With the Conservatives back in charge of foreign policy, there is as you might expect a lot of talk about ‘The National Interest’ resuming its proper place at the heart of foreign policy. As this trend has gathered pace, so people with a more, shall we say, cosmopolitan worldview have started countering that foreign policy should be about something bigger than that.  

But what, exactly?

In a post responding to David and my Chatham House report on UK foreign policy, Oxfam’s Duncan Green expressed a worry that our argument appealed too much to the new mood of the national interest. What we’d missed, he argued, was the sense of moral purpose that can energise support for development.

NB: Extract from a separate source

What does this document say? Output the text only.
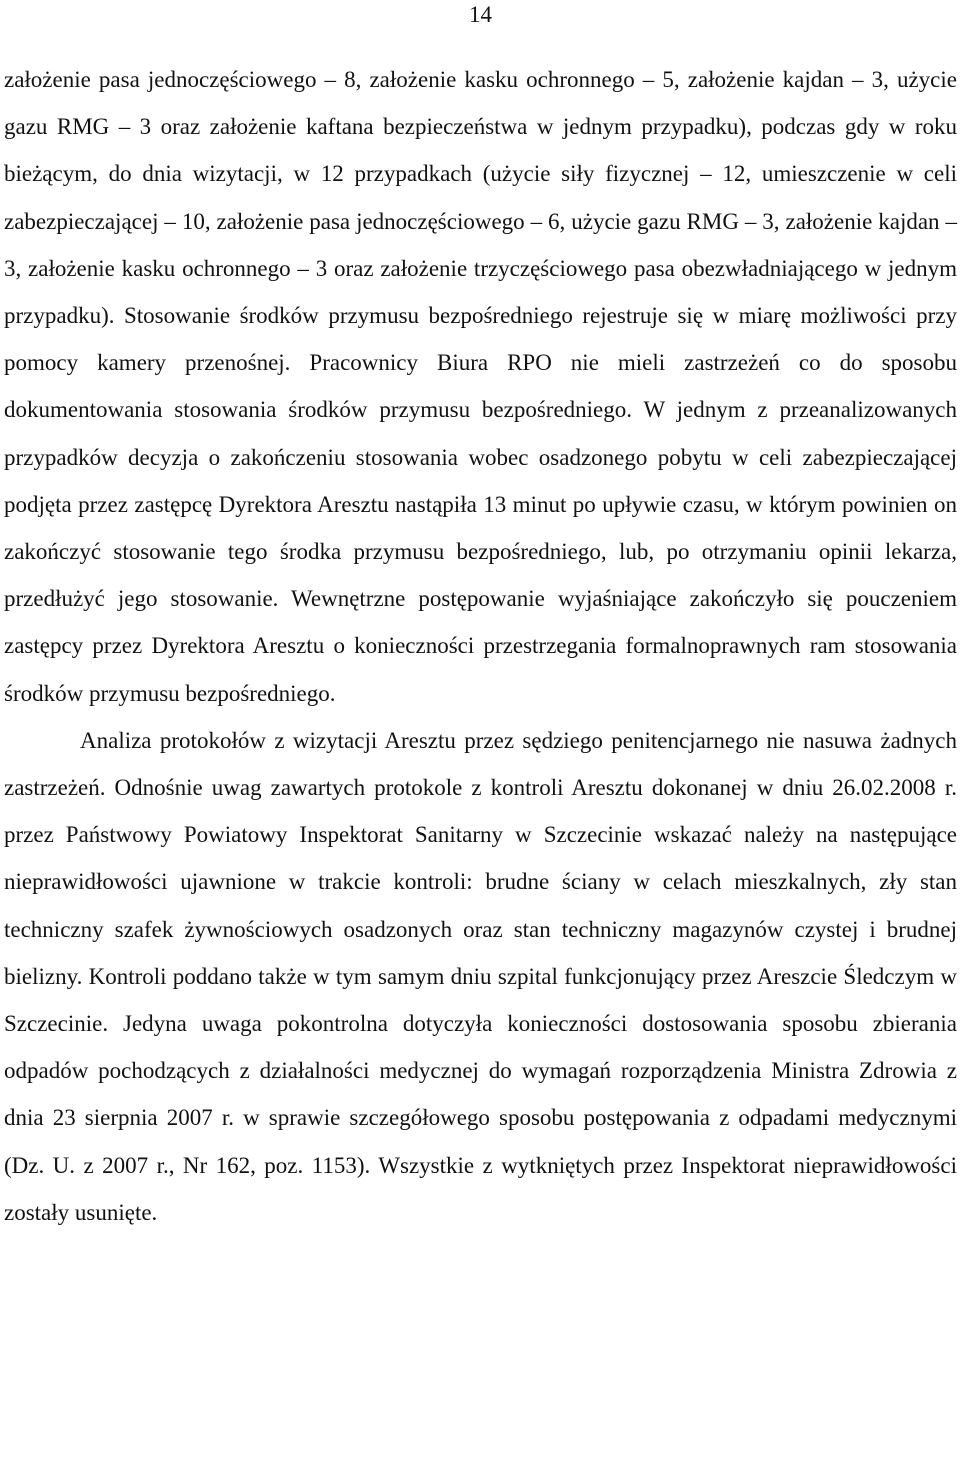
14

założenie pasa jednoczęściowego – 8, założenie kasku ochronnego – 5, założenie kajdan – 3, użycie gazu RMG – 3 oraz założenie kaftana bezpieczeństwa w jednym przypadku), podczas gdy w roku bieżącym, do dnia wizytacji, w 12 przypadkach (użycie siły fizycznej – 12, umieszczenie w celi zabezpieczającej – 10, założenie pasa jednoczęściowego – 6, użycie gazu RMG – 3, założenie kajdan – 3, założenie kasku ochronnego – 3 oraz założenie trzyczęściowego pasa obezwładniającego w jednym przypadku). Stosowanie środków przymusu bezpośredniego rejestruje się w miarę możliwości przy pomocy kamery przenośnej. Pracownicy Biura RPO nie mieli zastrzeżeń co do sposobu dokumentowania stosowania środków przymusu bezpośredniego. W jednym z przeanalizowanych przypadków decyzja o zakończeniu stosowania wobec osadzonego pobytu w celi zabezpieczającej podjęta przez zastępcę Dyrektora Aresztu nastąpiła 13 minut po upływie czasu, w którym powinien on zakończyć stosowanie tego środka przymusu bezpośredniego, lub, po otrzymaniu opinii lekarza, przedłużyć jego stosowanie. Wewnętrzne postępowanie wyjaśniające zakończyło się pouczeniem zastępcy przez Dyrektora Aresztu o konieczności przestrzegania formalnoprawnych ram stosowania środków przymusu bezpośredniego.

Analiza protokołów z wizytacji Aresztu przez sędziego penitencjarnego nie nasuwa żadnych zastrzeżeń. Odnośnie uwag zawartych protokole z kontroli Aresztu dokonanej w dniu 26.02.2008 r. przez Państwowy Powiatowy Inspektorat Sanitarny w Szczecinie wskazać należy na następujące nieprawidłowości ujawnione w trakcie kontroli: brudne ściany w celach mieszkalnych, zły stan techniczny szafek żywnościowych osadzonych oraz stan techniczny magazynów czystej i brudnej bielizny. Kontroli poddano także w tym samym dniu szpital funkcjonujący przez Areszcie Śledczym w Szczecinie. Jedyna uwaga pokontrolna dotyczyła konieczności dostosowania sposobu zbierania odpadów pochodzących z działalności medycznej do wymagań rozporządzenia Ministra Zdrowia z dnia 23 sierpnia 2007 r. w sprawie szczegółowego sposobu postępowania z odpadami medycznymi (Dz. U. z 2007 r., Nr 162, poz. 1153). Wszystkie z wytkniętych przez Inspektorat nieprawidłowości zostały usunięte.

We should appeal to hearts as well as heads. Otherwise we risk giving up one of our strongest cards – moral suasion. The reason why the new government has gone out on a limb in pledging to increase aid despite the fiscal meltdown is surely not just about crude self-interest, but at least partly springs from a desire to do the right thing. To, dare I say it, change the world.

ODI’s Simon Maxwell made a similar point in an email to me, arguing that

Your ‘case for foreign policy’ is at first sight defensive and UK-centric i.e. only about defending UK interests. Where is your moral commitment to the MDGs or global stewardship of the world’s people and resources?

Fair questions – not least since much of my own take on development and foreign policy is based on what I consider moral. When people ask me ‘why we’re funding hospitals in Malawi when we’re closing them down at home’, part of me is stunned that the question should even need to be asked – given that in Malawi 5.5% of mothers die in childbirth, as compared to 0.01% here. 

But at the same time, the lobbyist in me is hesitant about using morally based arguments. I always have the hunch that anyone who finds them persuasive is already, well, persuaded – and hence that they’re of limited use in enlarging the progressive foreign policy tent. Politically, the idea of an ‘ethical foreign policy’ is still seen as having been an albatross around Robin Cook’s neck at the Foreign Office. And above all, I worry that proponents of the national interest find it easy to paint moral advocates as starry-eyed, particularly given the wider backlash against aid.

But what intrigued me about Duncan and Simon’s responses is that neither of them mentioned an idea that we used to hear a lot about in discussions like these – interdependence.